Manuel Rigger, Stefan Marr, Bram Adams et al.

C programs can use compiler builtins to provide functionality that the C language lacks. On Linux, GCC provides several thousands of builtins that are also supported by other mature compilers, such as Clang and ICC. Maintainers of other tools lack guidance on whether and which builtins should be implemented to support popular projects. To assist tool developers who want to support GCC builtins, we analyzed builtin use in 4,913 C projects from GitHub. We found that 37% of these projects relied on at least one builtin. Supporting an increasing proportion of projects requires support of an exponentially increasing number of builtins; however, implementing only 10 builtins already covers over 30% of the projects. Since we found that many builtins in our corpus remained unused, the effort needed to support 90% of the projects is moderate, requiring about 110 builtins to be implemented. For each project, we analyzed the evolution of builtin use over time and found that the majority of projects mostly added builtins. This suggests that builtins are not a legacy feature and must be supported in future tools. Systematic testing of builtin support in existing tools revealed that many lacked support for builtins either partially or completely; we also discovered incorrect implementations in various tools, including the formally verified CompCert compiler.

Jacob Kreindl, Manuel Rigger, Hanspeter Mössenböck

Many dynamic programming languages such as Ruby and Python enable developers to use so called native extensions, code implemented in typically statically compiled languages like C and C++. However, debuggers for these dynamic languages usually lack support for also debugging these native extensions. GraalVM can execute programs implemented in various dynamic programming languages and, by using the LLVM-IR interpreter Sulong, also their native extensions. We added support for source-level debugging to Sulong based on GraalVM's debugging framework by associating run-time debug information from the LLVM-IR level to the original program code. As a result, developers can now use GraalVM to debug source code written in multiple LLVM-based programming languages as well as programs implemented in various dynamic languages that invoke it in a common debugger front-end.

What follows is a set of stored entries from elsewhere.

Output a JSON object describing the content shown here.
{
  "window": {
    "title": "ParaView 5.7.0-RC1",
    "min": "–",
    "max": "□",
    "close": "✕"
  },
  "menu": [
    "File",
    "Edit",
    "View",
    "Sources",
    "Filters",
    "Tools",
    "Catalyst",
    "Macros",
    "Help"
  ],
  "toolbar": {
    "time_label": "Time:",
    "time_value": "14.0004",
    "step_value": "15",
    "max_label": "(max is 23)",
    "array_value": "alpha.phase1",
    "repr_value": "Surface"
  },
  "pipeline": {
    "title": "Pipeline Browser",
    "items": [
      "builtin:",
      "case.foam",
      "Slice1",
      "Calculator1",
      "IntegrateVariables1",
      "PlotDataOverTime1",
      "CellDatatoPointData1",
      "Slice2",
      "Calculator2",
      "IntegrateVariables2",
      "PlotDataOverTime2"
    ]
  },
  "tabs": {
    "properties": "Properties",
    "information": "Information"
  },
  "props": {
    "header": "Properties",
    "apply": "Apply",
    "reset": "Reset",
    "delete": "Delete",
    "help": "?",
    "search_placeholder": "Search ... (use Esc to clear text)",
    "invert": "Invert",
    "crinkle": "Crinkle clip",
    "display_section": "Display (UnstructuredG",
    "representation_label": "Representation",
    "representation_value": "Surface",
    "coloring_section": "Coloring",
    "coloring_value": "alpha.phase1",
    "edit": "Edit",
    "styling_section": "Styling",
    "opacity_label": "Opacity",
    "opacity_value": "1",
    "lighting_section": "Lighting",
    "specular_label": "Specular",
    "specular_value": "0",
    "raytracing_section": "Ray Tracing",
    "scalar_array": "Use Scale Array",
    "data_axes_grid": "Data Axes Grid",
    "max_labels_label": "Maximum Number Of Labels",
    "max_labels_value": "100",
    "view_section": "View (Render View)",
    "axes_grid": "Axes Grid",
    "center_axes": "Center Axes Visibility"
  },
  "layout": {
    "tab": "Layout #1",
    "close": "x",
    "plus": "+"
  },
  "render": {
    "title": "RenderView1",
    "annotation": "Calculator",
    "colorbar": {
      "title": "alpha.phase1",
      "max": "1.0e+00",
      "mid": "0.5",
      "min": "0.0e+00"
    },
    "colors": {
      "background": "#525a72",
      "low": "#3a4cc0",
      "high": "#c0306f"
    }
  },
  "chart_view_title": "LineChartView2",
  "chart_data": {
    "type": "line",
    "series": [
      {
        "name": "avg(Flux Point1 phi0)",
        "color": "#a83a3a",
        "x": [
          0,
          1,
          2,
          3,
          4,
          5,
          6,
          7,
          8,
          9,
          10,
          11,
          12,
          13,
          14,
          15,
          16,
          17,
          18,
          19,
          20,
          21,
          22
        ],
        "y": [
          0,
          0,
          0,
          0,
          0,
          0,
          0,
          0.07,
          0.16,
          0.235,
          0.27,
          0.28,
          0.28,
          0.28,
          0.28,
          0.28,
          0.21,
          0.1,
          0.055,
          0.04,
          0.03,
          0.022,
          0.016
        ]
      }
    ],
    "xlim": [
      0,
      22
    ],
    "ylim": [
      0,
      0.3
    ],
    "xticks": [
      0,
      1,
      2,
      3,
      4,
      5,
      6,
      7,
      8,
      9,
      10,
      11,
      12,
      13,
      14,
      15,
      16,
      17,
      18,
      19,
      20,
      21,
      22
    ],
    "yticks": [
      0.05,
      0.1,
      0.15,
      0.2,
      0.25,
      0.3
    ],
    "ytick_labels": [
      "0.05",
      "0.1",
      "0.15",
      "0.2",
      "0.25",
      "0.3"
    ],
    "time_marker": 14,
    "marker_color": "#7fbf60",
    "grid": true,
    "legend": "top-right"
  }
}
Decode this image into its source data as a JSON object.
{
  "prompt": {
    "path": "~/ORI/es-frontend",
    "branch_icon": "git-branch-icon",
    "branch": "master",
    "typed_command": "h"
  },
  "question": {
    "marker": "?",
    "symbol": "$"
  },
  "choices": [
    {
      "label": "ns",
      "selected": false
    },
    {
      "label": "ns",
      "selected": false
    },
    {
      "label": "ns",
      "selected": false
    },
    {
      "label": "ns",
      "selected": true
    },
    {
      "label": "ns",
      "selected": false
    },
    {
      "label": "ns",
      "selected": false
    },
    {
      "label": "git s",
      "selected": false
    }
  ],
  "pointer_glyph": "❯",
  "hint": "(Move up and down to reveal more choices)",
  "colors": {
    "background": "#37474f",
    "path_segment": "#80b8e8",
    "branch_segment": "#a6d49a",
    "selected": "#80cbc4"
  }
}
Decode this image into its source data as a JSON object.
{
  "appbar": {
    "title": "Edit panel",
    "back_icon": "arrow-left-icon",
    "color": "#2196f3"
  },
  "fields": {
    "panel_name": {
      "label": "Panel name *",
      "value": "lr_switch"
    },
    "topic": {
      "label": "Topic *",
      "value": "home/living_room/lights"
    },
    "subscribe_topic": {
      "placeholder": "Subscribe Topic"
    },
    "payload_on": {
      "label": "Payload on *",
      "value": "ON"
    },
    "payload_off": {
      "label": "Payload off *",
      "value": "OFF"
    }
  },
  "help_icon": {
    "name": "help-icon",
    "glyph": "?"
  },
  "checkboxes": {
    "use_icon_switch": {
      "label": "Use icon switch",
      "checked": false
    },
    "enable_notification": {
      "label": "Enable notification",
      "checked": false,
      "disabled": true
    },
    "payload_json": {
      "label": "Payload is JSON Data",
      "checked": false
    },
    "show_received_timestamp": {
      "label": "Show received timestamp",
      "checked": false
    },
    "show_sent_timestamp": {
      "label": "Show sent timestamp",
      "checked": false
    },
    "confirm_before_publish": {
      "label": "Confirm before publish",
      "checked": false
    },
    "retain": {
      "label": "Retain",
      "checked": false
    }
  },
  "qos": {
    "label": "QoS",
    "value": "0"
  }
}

Manuel Rigger, Daniel Pekarek, Hanspeter Mössenböck

In languages like C, buffer overflows are widespread. A common mitigation technique is to use tools that detect them during execution and abort the program to prevent the leakage of data or the diversion of control flow. However, for server applications, it would be desirable to prevent such errors while maintaining availability of the system. To this end, we present an approach to handle buffer overflows without aborting the program. This approach involves implementing a continuation logic in library functions based on an introspection function that allows querying the size of a buffer. We demonstrate that introspection can be implemented in popular bug-finding and bug-mitigation tools such as LLVM's AddressSanitizer, SoftBound, and Intel-MPX-based bounds checking. We evaluated our approach in a case study of real-world bugs and show that for tools that explicitly track bounds data, introspection results in a low performance overhead.